Kenny Leung, resident pianist of Larkin in Stern Hall, can’t read music. Instead, he can play any song he knows by ear. He’s known for his adaptive medley—listeners shout out a song while he is playing and he transitions into it effortlessly. When I sat down in the Larkin lounge with him and asked for a demonstration, Leung transitioned from Macklemore’s “Thrift Shop,” to frat party fav “Get Low,” to “Radioactive” by Imagine Dragons.

“A big part of it is not really caring if you mess up or not,” Leung said. “I had totally given up on piano actually. I was never going to play the piano again, so I didn’t really care about messing up. I think that was one of the biggest factors in learning to improvise.” He took lessons from first until eighth grade when he stopped because he couldn’t read music. For years, he could only play a song if his teacher played it for him first. In high school, he began playing songs that were on the radio. He would guess-and-check the melody, then layer on bass patterns and chords.

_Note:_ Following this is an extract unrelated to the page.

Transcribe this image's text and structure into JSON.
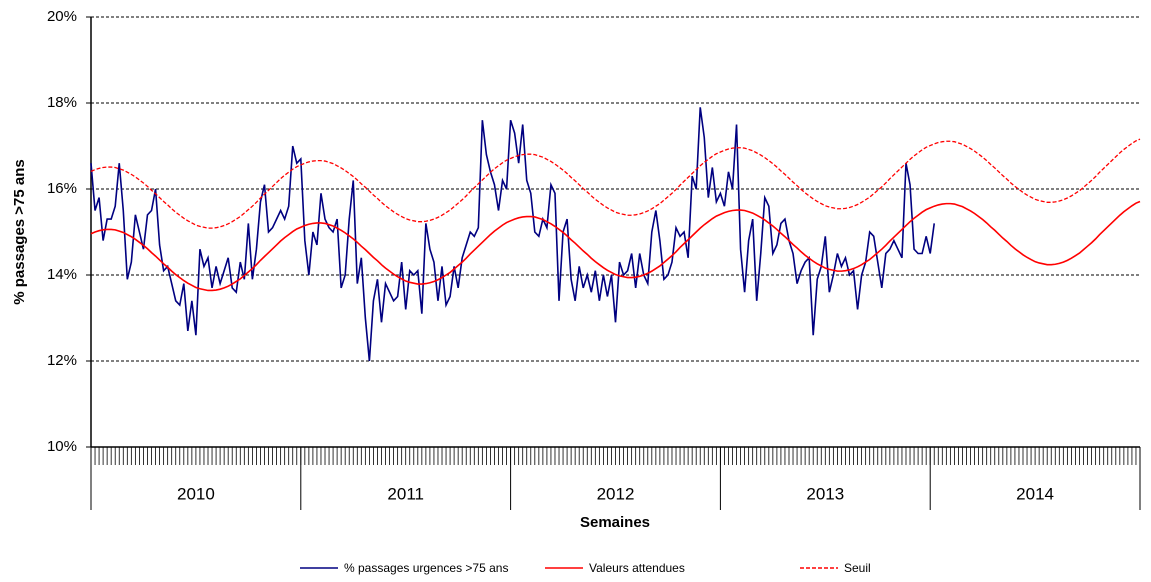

In order to play an adaptive medley, Leung transposes every song into the same key so that he can easily transition between them.  “I like the key of G. It’s pretty simple and it’s my default,” said Leung. He considers it his “own personal key.” “I try to abstract the relations between all the chords I hear in the song. I’ve attributed certain emotions to every chord. For example, the C chord is anticipatory. I know what kind of emotions each chord produces and I play off of that.”

Leung prefers to play with groups of people, who give him song recommendations and sing along with him. He is well known in the dorm for singing rather than for piano, and he and his friends often take explicit rap songs and perform them acoustically. “Get Low” is a dorm favorite. “When it’s 3 am and we’re all in the lounge and everyone’s really bored, I’ll sit down at the piano and start narrating all of our lives. But that only happens after 3 am.”

While Leung is taking a more active role in music at Stanford by doing regular performances at the CoHo with a friend, he is conflicted about taking formal lessons and learning to read sheet music. “I don’t want to lose my own personal touch on music. I don’t want to feel like I have to conform to some structure.”